Human history is a rushing river of freedom and justice, which starts as a small trickle but soon reaches tidal wave proportions. The actions of a few can multiply into great revolutions and we never know which courageous stand will shake the course of history. The Civil Rights Movement was a revolution fought by ordinary people. These everyday heroes, dwelling in the footnotes of history, are the architects of tidal waves.
In this post I want to introduce you to four such “ordinary gallants”: David Richmond, Franklin McCain, Joseph McNeill and Ezell Blair Jr.

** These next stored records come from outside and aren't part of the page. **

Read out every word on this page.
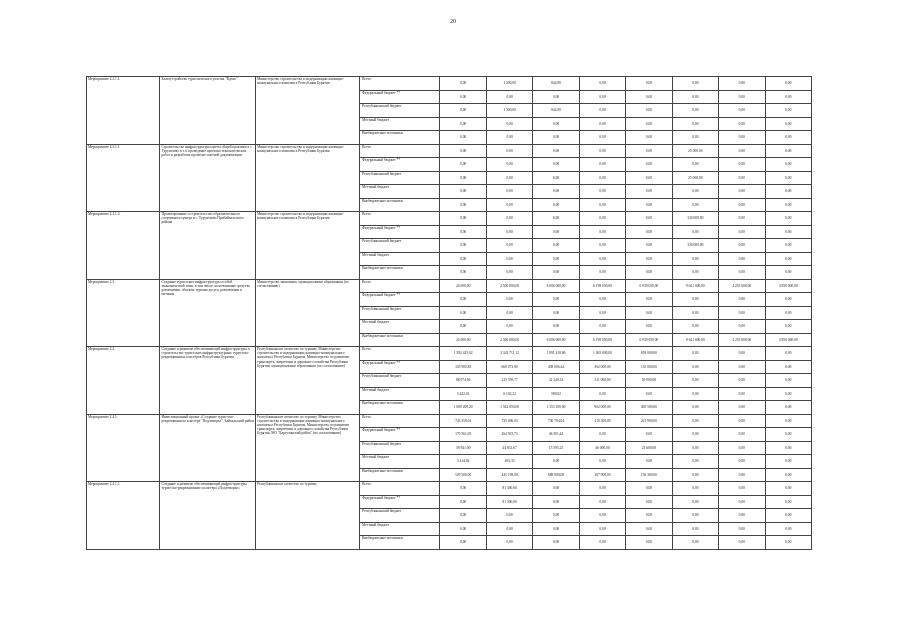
20
Мероприятие 2.2.1.1.	Благоустройство туристического участка "Вдоль"	Министерство строительства и модернизации жилищно-коммунального комплекса Республики Бурятия	Всего	0,00	1 300,00	842,00	0,00	0,00	0,00	0,00	0,00
			Федеральный бюджет **	0,00	0,00	0,00	0,00	0,00	0,00	0,00	0,00
			Республиканский бюджет	0,00	1 300,00	842,00	0,00	0,00	0,00	0,00	0,00
			Местный бюджет	0,00	0,00	0,00	0,00	0,00	0,00	0,00	0,00
			Внебюджетные источники	0,00	0,00	0,00	0,00	0,00	0,00	0,00	0,00
Мероприятие 2.2.1.1	Строительство инфраструктуры цветы общей практики в с. Турунтаево в т.ч. проведение проектно-изыскательских работ и разработка проектно-сметной документации	Министерство строительства и модернизации жилищно-коммунального комплекса Республики Бурятия	Всего	0,00	0,00	0,00	0,00	0,00	25 000,00	0,00	0,00
			Федеральный бюджет **	0,00	0,00	0,00	0,00	0,00	0,00	0,00	0,00
			Республиканский бюджет	0,00	0,00	0,00	0,00	0,00	25 000,00	0,00	0,00
			Местный бюджет	0,00	0,00	0,00	0,00	0,00	0,00	0,00	0,00
			Внебюджетные источники	0,00	0,00	0,00	0,00	0,00	0,00	0,00	0,00
Мероприятие 2.2.1.2.	Проектирование и строительство образовательного спортивного центра в с. Турунтаево Прибайкальского района	Министерство строительства и модернизации жилищно-коммунального комплекса Республики Бурятия	Всего	0,00	0,00	0,00	0,00	0,00	330 000,00	0,00	0,00
			Федеральный бюджет **	0,00	0,00	0,00	0,00	0,00	0,00	0,00	0,00
			Республиканский бюджет	0,00	0,00	0,00	0,00	0,00	330 000,00	0,00	0,00
			Местный бюджет	0,00	0,00	0,00	0,00	0,00	0,00	0,00	0,00
			Внебюджетные источники	0,00	0,00	0,00	0,00	0,00	0,00	0,00	0,00
Мероприятие 2.3.	Создание туристских инфраструктуры особой экономической зоны, в том числе: коллективные средства размещения, объекты туризма досуга, развлечения и питания	Министерство экономики, муниципальные образования (по согласованию)	Всего	24 000,00	2 506 000,00	6 006 000,00	6 198 050,00	6 939 050,00	9 641 000,00	4 253 000,00	3 850 000,00
			Федеральный бюджет **	0,00	0,00	0,00	0,00	0,00	0,00	0,00	0,00
			Республиканский бюджет	0,00	0,00	0,00	0,00	0,00	0,00	0,00	0,00
			Местный бюджет	0,00	0,00	0,00	0,00	0,00	0,00	0,00	0,00
			Внебюджетные источники	24 000,00	2 506 000,00	6 006 000,00	6 198 050,00	6 939 050,00	9 641 000,00	4 253 000,00	3 850 000,00
Мероприятие 2.4.	Создание и развитие обеспечивающей инфраструктуры и строительство туристских инфраструктурных туристско-рекреационных кластеров Республики Бурятия	Республиканское агентство по туризму, Министерство строительства и модернизации жилищно-коммунального комплекса Республики Бурятия, Министерство по развитию транспорта, энергетики и дорожного хозяйства Республики Бурятия, муниципальные образования (по согласованию)	Всего	1 582 425,02	2 343 711,12	1 891 418,86	1 365 000,00	659 000,00	0,00	0,00	0,00
			Федеральный бюджет **	335 905,85	660 073,80	458 006,44	362 000,00	135 000,00	0,00	0,00	0,00
			Республиканский бюджет	88 074,96	125 559,77	32 240,34	311 000,00	59 000,00	0,00	0,00	0,00
			Местный бюджет	3 442,01	6 102,22	580,02	0,00	0,00	0,00	0,00	0,00
			Внебюджетные источники	1 000 200,20	1 542 050,00	1 353 100,00	902 000,00	405 500,00	0,00	0,00	0,00
Мероприятие 2.4.1.	Инвестиционный проект «Создание туристско-рекреационного кластера "Подлеморье", Байкальский район	Республиканское агентство по туризму, Министерство строительства и модернизации жилищно-коммунального комплекса Республики Бурятия, Министерство по развитию транспорта, энергетики и дорожного хозяйства Республики Бурятия, МО "Баргузинский район" (по согласованию)	Всего	743 350,02	735 496,03	730 704,04	410 300,00	241 900,00	0,00	0,00	0,00
			Федеральный бюджет **	170 561,05	264 915,73	46 501,44	0,00	0,00	0,00	0,00	0,00
			Республиканский бюджет	39 941,00	24 831,67	15 595,25	46 000,00	23 600,00	0,00	0,00	0,00
			Местный бюджет	3 414,02	493,33	0,00	0,00	0,00	0,00	0,00	0,00
			Внебюджетные источники	529 500,00	445 109,00	688 000,00	367 900,00	156 300,00	0,00	0,00	0,00
Мероприятие 2.4.1.1.	Создание и развитие обеспечивающей инфраструктуры туристско-рекреационного кластера «Подлеморье»	Республиканское агентство по туризму	Всего	0,00	81 300,00	0,00	0,00	0,00	0,00	0,00	0,00
			Федеральный бюджет **	0,00	81 300,00	0,00	0,00	0,00	0,00	0,00	0,00
			Республиканский бюджет	0,00	0,00	0,00	0,00	0,00	0,00	0,00	0,00
			Местный бюджет	0,00	0,00	0,00	0,00	0,00	0,00	0,00	0,00
			Внебюджетные источники	0,00	0,00	0,00	0,00	0,00	0,00	0,00	0,00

There is a good chance that you’ve never heard of these men before but no doubt who are familiar with the tidal wave that they helped to set into motion. Their contribution to the cause of justice was not standing on a conviction but instead, sitting on one. These four men are now known by some as the “Greensboro Four” and despite their relative obscurity, they changed the world.
David, Franklin, Joseph and Ezell came from simple backgrounds but they each knew what they believed and they each knew that backing down on convictions was unacceptable. So when they were refused service at a “Whites Only” lunch counter at Woolworth’s Store in Greensboro, each of these brave young men knew what was required of him. They sat in defiance and in doing so, stood for justice and equality.
What started as a spontaneous sit-in by four African-American college students in a Greensboro store, snowballed into a tidal-wave movement that involved organized sit-ins by hundreds across North Carolina, Tennessee, Kentucky and Virginia. Clarence Harris, the operator of the Greensboro Woolworth’s that had originally started the fervor, remained unmoved on his segregationary position. However, as the Greensboro Four’s courage devoured the Mid-South like a wildfire, Harris backed down. Victory was claimed by the armies of Justice and the rolling tidal wave washed onto the beaches, leaving the soiled dunes, clear and pristine as the tide rolled back.
What started as a simple act of non-violent defiance in defense of justice and equality is remembered today as a formative event in the Civil Rights Movement. The Greensboro Four’s impact on history is there, whether we recognize it or not. The smallest act of conviction can yield great benefits as justice rolls on like a tidal wave. This elan of liberty and equality is clearly declared in Amos 5:24, “Let justice roll down like waters and righteousness like an ever-flowing stream.”